In seinem letzten Buch argumentierte Ronald Inglehart (2021), dass die meisten Religionen Werte der kollektiven Reproduktion vertreten und dass diese Werte den Selbstverwirklichungswerten, die in einer Reihe europäischer Länder (darunter Deutschland) hoch geschätzt werden, entgegenstehen. Inglehart geht davon aus, dass heutzutage erstmals nicht mehr nur Religion die Werteinstellungen von Individuen prägt, sondern dass diese Werteinstellungen und hier insbesondere die Befürwortung der Emanzipation der Frau und geschlechtlicher Minderheiten auch in entgegengesetzter Kausalität den Grad der religiösen Bindung von Individuen beeinflussen können.
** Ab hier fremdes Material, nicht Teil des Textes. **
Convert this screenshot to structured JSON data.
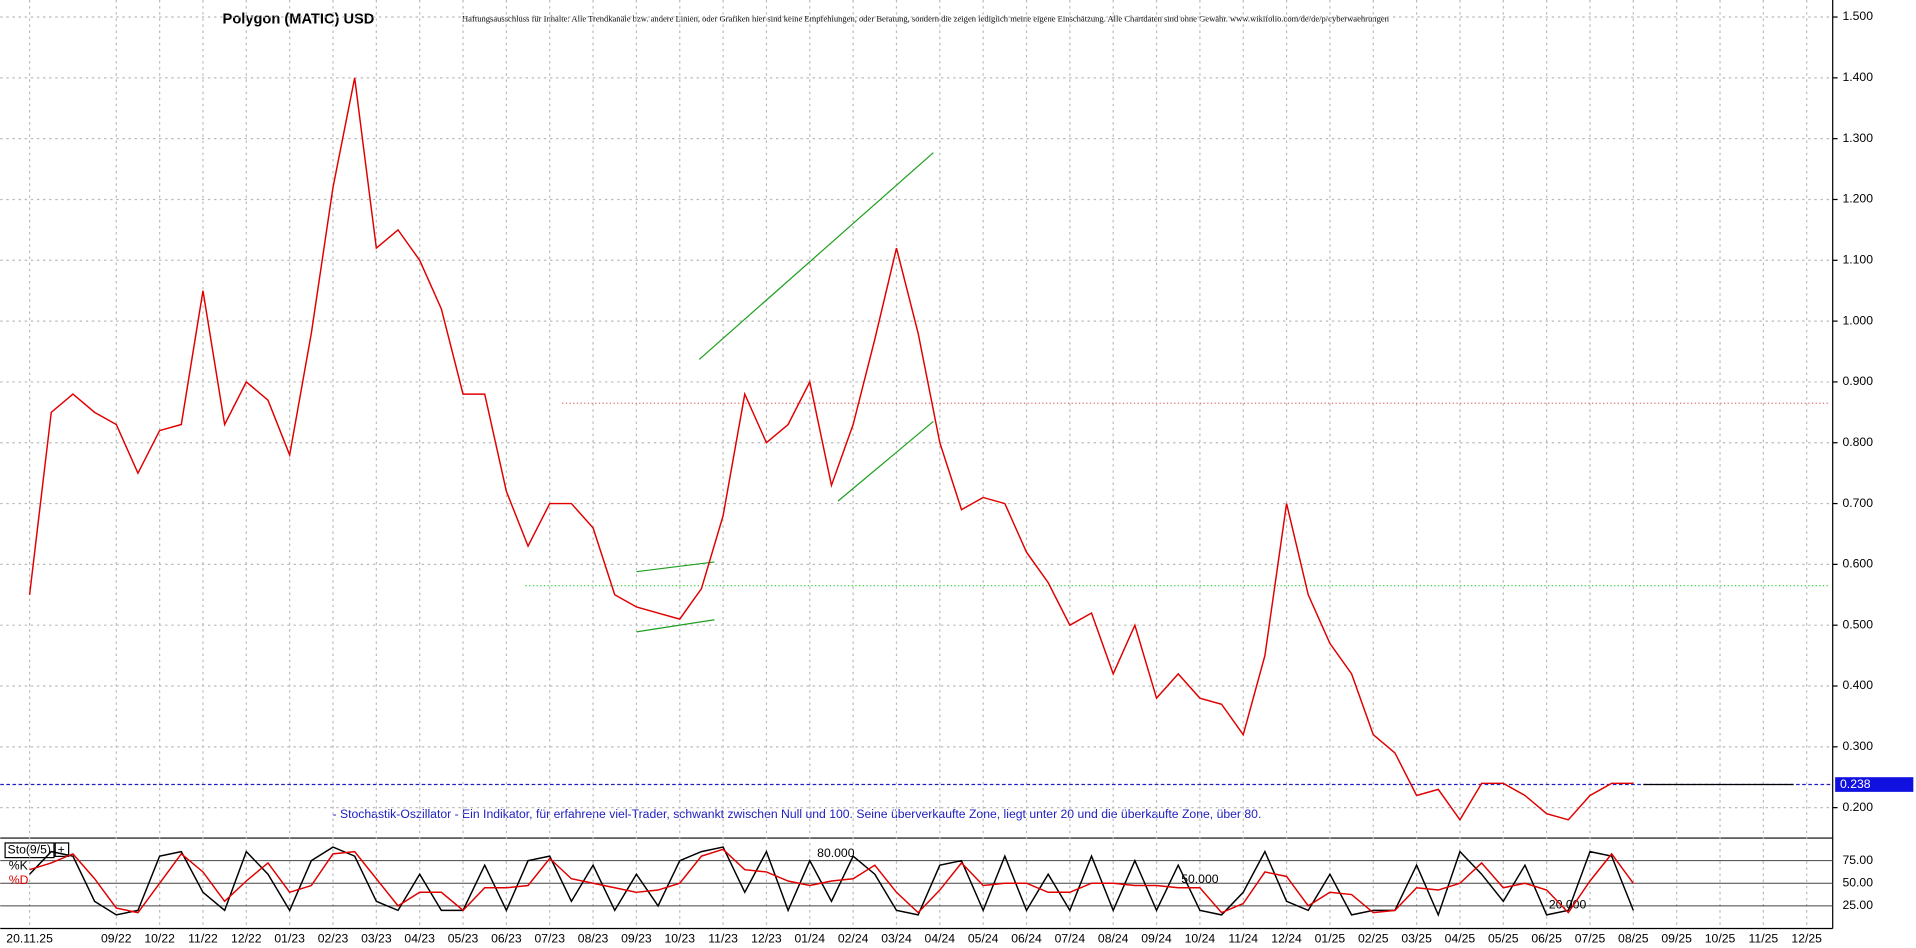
{
  "chart_data": [
    {
      "type": "line",
      "title": "Polygon (MATIC) USD",
      "disclaimer": "Haftungsausschluss für Inhalte: Alle Trendkanäle bzw. andere Linien, oder Grafiken hier sind keine Empfehlungen, oder Beratung, sondern die zeigen lediglich meine eigene Einschätzung. Alle Chartdaten sind ohne Gewähr. www.wikifolio.com/de/de/p/cyberwaehrungen",
      "annotation": "- Stochastik-Oszillator - Ein Indikator, für erfahrene viel-Trader, schwankt zwischen Null und 100. Seine überverkaufte Zone, liegt unter 20 und die überkaufte Zone, über 80.",
      "series": [
        {
          "name": "MATIC",
          "color": "#e00000",
          "values": [
            0.55,
            0.85,
            0.88,
            0.85,
            0.83,
            0.75,
            0.82,
            0.83,
            1.05,
            0.83,
            0.9,
            0.87,
            0.78,
            0.98,
            1.22,
            1.4,
            1.12,
            1.15,
            1.1,
            1.02,
            0.88,
            0.88,
            0.72,
            0.63,
            0.7,
            0.7,
            0.66,
            0.55,
            0.53,
            0.52,
            0.51,
            0.56,
            0.68,
            0.88,
            0.8,
            0.83,
            0.9,
            0.73,
            0.83,
            0.97,
            1.12,
            0.98,
            0.8,
            0.69,
            0.71,
            0.7,
            0.62,
            0.57,
            0.5,
            0.52,
            0.42,
            0.5,
            0.38,
            0.42,
            0.38,
            0.37,
            0.32,
            0.45,
            0.7,
            0.55,
            0.47,
            0.42,
            0.32,
            0.29,
            0.22,
            0.23,
            0.18,
            0.24,
            0.24,
            0.22,
            0.19,
            0.18,
            0.22,
            0.24,
            0.24,
            null,
            null,
            null,
            null,
            null,
            null,
            null,
            null
          ]
        }
      ],
      "last_price": 0.238,
      "ref_lines": [
        {
          "value": 0.865,
          "color": "#e07070"
        },
        {
          "value": 0.565,
          "color": "#40d040"
        }
      ],
      "trend_lines": [
        [
          [
            30.9,
            0.937
          ],
          [
            41.7,
            1.277
          ]
        ],
        [
          [
            37.3,
            0.704
          ],
          [
            41.7,
            0.835
          ]
        ],
        [
          [
            28.0,
            0.588
          ],
          [
            31.6,
            0.604
          ]
        ],
        [
          [
            28.0,
            0.489
          ],
          [
            31.6,
            0.509
          ]
        ]
      ],
      "trend_color": "#20a020",
      "ylim": [
        0.15,
        1.528
      ],
      "yticks": [
        {
          "value": 0.2,
          "label": "0.200"
        },
        {
          "value": 0.3,
          "label": "0.300"
        },
        {
          "value": 0.4,
          "label": "0.400"
        },
        {
          "value": 0.5,
          "label": "0.500"
        },
        {
          "value": 0.6,
          "label": "0.600"
        },
        {
          "value": 0.7,
          "label": "0.700"
        },
        {
          "value": 0.8,
          "label": "0.800"
        },
        {
          "value": 0.9,
          "label": "0.900"
        },
        {
          "value": 1.0,
          "label": "1.000"
        },
        {
          "value": 1.1,
          "label": "1.100"
        },
        {
          "value": 1.2,
          "label": "1.200"
        },
        {
          "value": 1.3,
          "label": "1.300"
        },
        {
          "value": 1.4,
          "label": "1.400"
        },
        {
          "value": 1.5,
          "label": "1.500"
        }
      ],
      "grid": true
    },
    {
      "type": "line",
      "title": "Sto(9/5)",
      "categories": [
        "20.11.25",
        null,
        null,
        null,
        "09/22",
        null,
        "10/22",
        null,
        "11/22",
        null,
        "12/22",
        null,
        "01/23",
        null,
        "02/23",
        null,
        "03/23",
        null,
        "04/23",
        null,
        "05/23",
        null,
        "06/23",
        null,
        "07/23",
        null,
        "08/23",
        null,
        "09/23",
        null,
        "10/23",
        null,
        "11/23",
        null,
        "12/23",
        null,
        "01/24",
        null,
        "02/24",
        null,
        "03/24",
        null,
        "04/24",
        null,
        "05/24",
        null,
        "06/24",
        null,
        "07/24",
        null,
        "08/24",
        null,
        "09/24",
        null,
        "10/24",
        null,
        "11/24",
        null,
        "12/24",
        null,
        "01/25",
        null,
        "02/25",
        null,
        "03/25",
        null,
        "04/25",
        null,
        "05/25",
        null,
        "06/25",
        null,
        "07/25",
        null,
        "08/25",
        null,
        "09/25",
        null,
        "10/25",
        null,
        "11/25",
        null,
        "12/25"
      ],
      "series": [
        {
          "name": "%K",
          "color": "#000000",
          "values": [
            60,
            85,
            80,
            30,
            15,
            20,
            80,
            85,
            40,
            20,
            85,
            60,
            20,
            75,
            90,
            80,
            30,
            20,
            60,
            20,
            20,
            70,
            20,
            75,
            80,
            30,
            70,
            20,
            60,
            25,
            75,
            85,
            90,
            40,
            85,
            20,
            75,
            30,
            80,
            60,
            20,
            15,
            70,
            75,
            20,
            80,
            20,
            60,
            20,
            80,
            20,
            75,
            20,
            70,
            20,
            15,
            40,
            85,
            30,
            20,
            60,
            15,
            20,
            20,
            70,
            15,
            85,
            60,
            30,
            70,
            15,
            20,
            85,
            80,
            20,
            null,
            null,
            null,
            null,
            null,
            null,
            null,
            null
          ]
        },
        {
          "name": "%D",
          "color": "#e00000",
          "values": [
            65,
            72.5,
            82.5,
            55,
            22.5,
            17.5,
            50,
            82.5,
            62.5,
            30,
            52.5,
            72.5,
            40,
            47.5,
            82.5,
            85,
            55,
            25,
            40,
            40,
            20,
            45,
            45,
            47.5,
            77.5,
            55,
            50,
            45,
            40,
            42.5,
            50,
            80,
            87.5,
            65,
            62.5,
            52.5,
            47.5,
            52.5,
            55,
            70,
            40,
            17.5,
            42.5,
            72.5,
            47.5,
            50,
            50,
            40,
            40,
            50,
            50,
            47.5,
            47.5,
            45,
            45,
            17.5,
            27.5,
            62.5,
            57.5,
            25,
            40,
            37.5,
            17.5,
            20,
            45,
            42.5,
            50,
            72.5,
            45,
            50,
            42.5,
            17.5,
            52.5,
            82.5,
            50,
            null,
            null,
            null,
            null,
            null,
            null,
            null,
            null
          ]
        }
      ],
      "levels": [
        "80.000",
        "50.000",
        "20.000"
      ],
      "ylim": [
        0,
        100
      ],
      "yticks": [
        {
          "value": 25,
          "label": "25.00"
        },
        {
          "value": 50,
          "label": "50.00"
        },
        {
          "value": 75,
          "label": "75.00"
        }
      ]
    }
  ]
}
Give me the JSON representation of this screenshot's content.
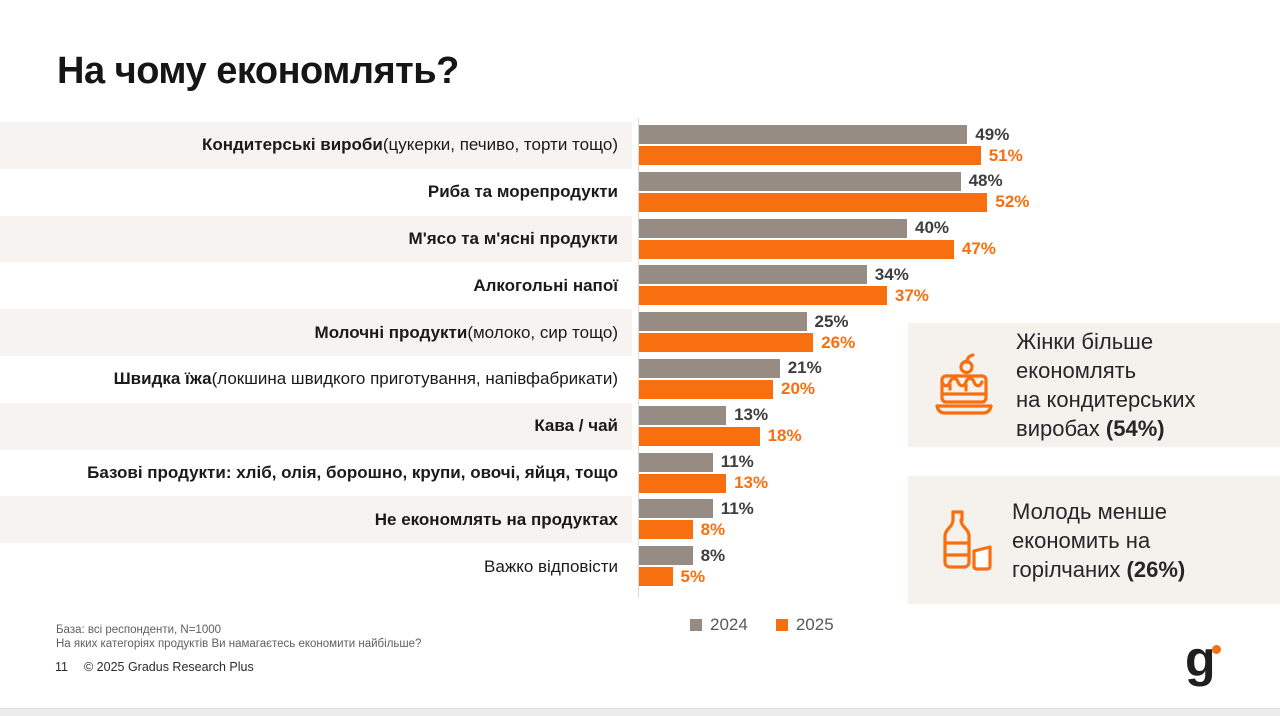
{
  "slide": {
    "title": "На чому економлять?",
    "page_number": "11",
    "copyright": "© 2025 Gradus Research Plus",
    "base_note": "База: всі респонденти, N=1000",
    "question_note": "На яких категоріях продуктів Ви намагаєтесь економити найбільше?",
    "logo_text": "g"
  },
  "colors": {
    "orange": "#F86F0F",
    "gray": "#978C84",
    "row_alt_bg": "#F7F3F0",
    "callout_bg": "#F5F1ED",
    "value_label_gray": "#3E3E3E"
  },
  "chart_data": {
    "type": "bar",
    "orientation": "horizontal",
    "title": "На чому економлять?",
    "value_suffix": "%",
    "data_labels": true,
    "grid": false,
    "legend_position": "bottom",
    "xlim": [
      0,
      55
    ],
    "categories": [
      {
        "label_bold": "Кондитерські вироби",
        "label_rest": " (цукерки, печиво, торти тощо)"
      },
      {
        "label_bold": "Риба та морепродукти",
        "label_rest": ""
      },
      {
        "label_bold": "М'ясо та м'ясні продукти",
        "label_rest": ""
      },
      {
        "label_bold": "Алкогольні напої",
        "label_rest": ""
      },
      {
        "label_bold": "Молочні продукти",
        "label_rest": " (молоко, сир тощо)"
      },
      {
        "label_bold": "Швидка їжа",
        "label_rest": " (локшина швидкого приготування, напівфабрикати)"
      },
      {
        "label_bold": "Кава / чай",
        "label_rest": ""
      },
      {
        "label_bold": "Базові продукти: хліб, олія, борошно, крупи, овочі, яйця, тощо",
        "label_rest": ""
      },
      {
        "label_bold": "Не економлять на продуктах",
        "label_rest": ""
      },
      {
        "label_bold": "",
        "label_rest": "Важко відповісти"
      }
    ],
    "series": [
      {
        "name": "2024",
        "color": "#978C84",
        "values": [
          49,
          48,
          40,
          34,
          25,
          21,
          13,
          11,
          11,
          8
        ]
      },
      {
        "name": "2025",
        "color": "#F86F0F",
        "values": [
          51,
          52,
          47,
          37,
          26,
          20,
          18,
          13,
          8,
          5
        ]
      }
    ]
  },
  "legend": [
    {
      "label": "2024",
      "color": "#978C84"
    },
    {
      "label": "2025",
      "color": "#F86F0F"
    }
  ],
  "callouts": [
    {
      "icon": "cake-icon",
      "lines": [
        "Жінки більше економлять",
        "на кондитерських",
        "виробах"
      ],
      "highlight": "(54%)"
    },
    {
      "icon": "bottle-glass-icon",
      "lines": [
        "Молодь менше",
        "економить на",
        "горілчаних"
      ],
      "highlight": "(26%)"
    }
  ]
}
Im Lehrforschungsprojekt Religion und Geschlecht erhalten die Studierenden die Möglichkeit, ihr im bisherigen Studium erworbenes Wissen zu Theorien und empirischen Befunden der Religions- und Geschlechtersoziologie auszuweiten und praktisch anzuwenden. Im ersten Teil des Kurses werden zentrale religionssoziologische Theorien und empirische Befunde zum Thema Religion und Geschlecht sowie Konzepte aus der Geschlechterforschung eingeführt. Alleine oder zu zweit formulieren die Studierenden dann eine theoriegeleitete Forschungsfrage, die mit Hilfe eines Mixed Methods-Ansatzes bearbeitet wird. Hierzu werden Sekundäranalysen mit quantitativen Umfragedaten (z.B. SOEP-GeSMin-Befragung von sexuellen und geschlechtlichen Minderheiten) durchgeführt und durch qualitative Daten (z.B. Leitfadeninterviews) ergänzt.